Mr Gallant wrote on X: ‘Deeply disheartened to learn of the sanctions placed by the UK Government on export licenses to Israel’s defence establishment.
‘This comes at a time when we fight a war on seven different fronts – a war that was launched by a savage terrorist organization, unprovoked.’
Israeli PM Benjamin Netanyahu has been under mounting pressure over his handling of the response to Hamas’s terror attack in October
Chief Rabbi Sir Ephraim Mirvis posted on X that the decision ‘beggars belief’
‘At a time when we mourn six hostages who were executed in cold blood by Hamas inside tunnels in Gaza. At a time when we fight to bring 101 hostages home,’ he said.

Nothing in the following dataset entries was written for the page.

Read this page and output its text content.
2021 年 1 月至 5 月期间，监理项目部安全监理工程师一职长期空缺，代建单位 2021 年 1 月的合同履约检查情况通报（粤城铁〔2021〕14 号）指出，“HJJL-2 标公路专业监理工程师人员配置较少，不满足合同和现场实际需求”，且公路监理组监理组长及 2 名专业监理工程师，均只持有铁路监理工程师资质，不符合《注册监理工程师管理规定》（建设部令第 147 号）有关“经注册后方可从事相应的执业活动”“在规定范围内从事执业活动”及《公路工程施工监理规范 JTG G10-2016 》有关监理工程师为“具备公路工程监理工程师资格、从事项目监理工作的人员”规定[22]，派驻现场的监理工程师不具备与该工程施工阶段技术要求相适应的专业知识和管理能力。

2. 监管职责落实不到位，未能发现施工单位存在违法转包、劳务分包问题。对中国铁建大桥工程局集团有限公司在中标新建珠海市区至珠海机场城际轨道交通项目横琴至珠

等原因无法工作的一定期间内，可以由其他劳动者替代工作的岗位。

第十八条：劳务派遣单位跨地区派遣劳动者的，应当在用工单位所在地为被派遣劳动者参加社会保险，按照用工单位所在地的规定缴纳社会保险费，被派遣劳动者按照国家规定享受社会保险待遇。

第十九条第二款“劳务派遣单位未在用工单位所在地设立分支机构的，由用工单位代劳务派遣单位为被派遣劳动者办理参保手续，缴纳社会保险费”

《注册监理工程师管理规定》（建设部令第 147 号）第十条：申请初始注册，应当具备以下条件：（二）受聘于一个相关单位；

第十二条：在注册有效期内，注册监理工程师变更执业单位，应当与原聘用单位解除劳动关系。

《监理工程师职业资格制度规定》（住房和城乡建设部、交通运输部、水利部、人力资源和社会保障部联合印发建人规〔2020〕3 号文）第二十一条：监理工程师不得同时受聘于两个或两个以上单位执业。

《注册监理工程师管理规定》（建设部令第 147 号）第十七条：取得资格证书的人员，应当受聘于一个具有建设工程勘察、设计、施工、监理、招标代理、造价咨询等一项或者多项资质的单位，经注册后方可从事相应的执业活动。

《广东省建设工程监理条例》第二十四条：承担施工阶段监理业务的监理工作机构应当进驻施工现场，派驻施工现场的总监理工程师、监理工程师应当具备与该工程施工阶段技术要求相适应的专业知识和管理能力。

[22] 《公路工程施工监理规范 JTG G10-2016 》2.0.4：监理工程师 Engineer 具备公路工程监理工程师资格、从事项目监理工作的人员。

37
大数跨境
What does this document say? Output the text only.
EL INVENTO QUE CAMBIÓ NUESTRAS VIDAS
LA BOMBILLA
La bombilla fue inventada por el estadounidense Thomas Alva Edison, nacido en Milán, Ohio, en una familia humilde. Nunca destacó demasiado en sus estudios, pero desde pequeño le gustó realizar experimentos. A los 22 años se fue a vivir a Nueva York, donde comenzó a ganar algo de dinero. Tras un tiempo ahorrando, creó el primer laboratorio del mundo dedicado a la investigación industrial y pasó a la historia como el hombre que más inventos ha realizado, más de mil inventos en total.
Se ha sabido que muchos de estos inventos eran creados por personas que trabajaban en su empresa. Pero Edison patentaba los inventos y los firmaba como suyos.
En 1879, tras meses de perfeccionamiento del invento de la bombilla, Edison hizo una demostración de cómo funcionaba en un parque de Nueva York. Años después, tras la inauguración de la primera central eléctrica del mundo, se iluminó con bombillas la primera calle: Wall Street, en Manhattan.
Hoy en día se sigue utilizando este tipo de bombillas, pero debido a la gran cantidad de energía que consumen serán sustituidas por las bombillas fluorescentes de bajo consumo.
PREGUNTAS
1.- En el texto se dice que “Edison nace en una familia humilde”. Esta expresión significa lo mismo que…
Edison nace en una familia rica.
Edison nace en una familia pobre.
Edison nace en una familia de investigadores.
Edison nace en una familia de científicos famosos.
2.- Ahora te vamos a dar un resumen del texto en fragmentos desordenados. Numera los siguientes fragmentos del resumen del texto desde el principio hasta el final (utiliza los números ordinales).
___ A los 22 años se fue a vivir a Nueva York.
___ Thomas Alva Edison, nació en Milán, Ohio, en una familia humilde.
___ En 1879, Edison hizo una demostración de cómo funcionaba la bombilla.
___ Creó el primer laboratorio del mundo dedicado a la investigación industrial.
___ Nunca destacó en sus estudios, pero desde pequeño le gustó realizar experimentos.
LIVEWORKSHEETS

Chief Rabbi Sir Ephraim Mirvis posted on X that the decision ‘beggars belief’ while ‘Israel is fighting a war for its very survival on seven fronts forced upon it on October 7, and at the very moment when six hostages murdered in cold blood by cruel terrorists were being buried by their families’.
Shadow Foreign Secretary Andrew Mitchell said the decision has ‘all the appearance of something designed to satisfy Labour’s backbenches, while at the same time not offending Israel, an ally in the Middle East. I fear it will fail on both counts’.
Tory leader contender Robert Jenrick went further, describing it as ‘shameful gesture politics to appease the hard left’.
But former British diplomat and national security adviser Lord Peter Ricketts said the Government’s decision was made to protect the ‘integrity’ of the UK’s arms export system.
Lord Ricketts told BBC Radio 4’s Today programme: ‘They’ve been very careful, I think.
‘They’ve gone into this thoroughly, and they’ve concluded that although they can’t pin individual weapons systems to individual acts in Gaza – because there aren’t the number of observers on the ground to see it – they’ve reached a conclusion that there are certain weapons where there is a clear risk that if they were supplied, they would be used in a way that breaches international humanitarian law.
‘And that is one of the conditions in the licenses that we serve to all countries that get British arms.
‘So I think their move is about the integrity of the arms export system, rather than any hope that it might change Netanyahu’s mind, which it clearly won’t.’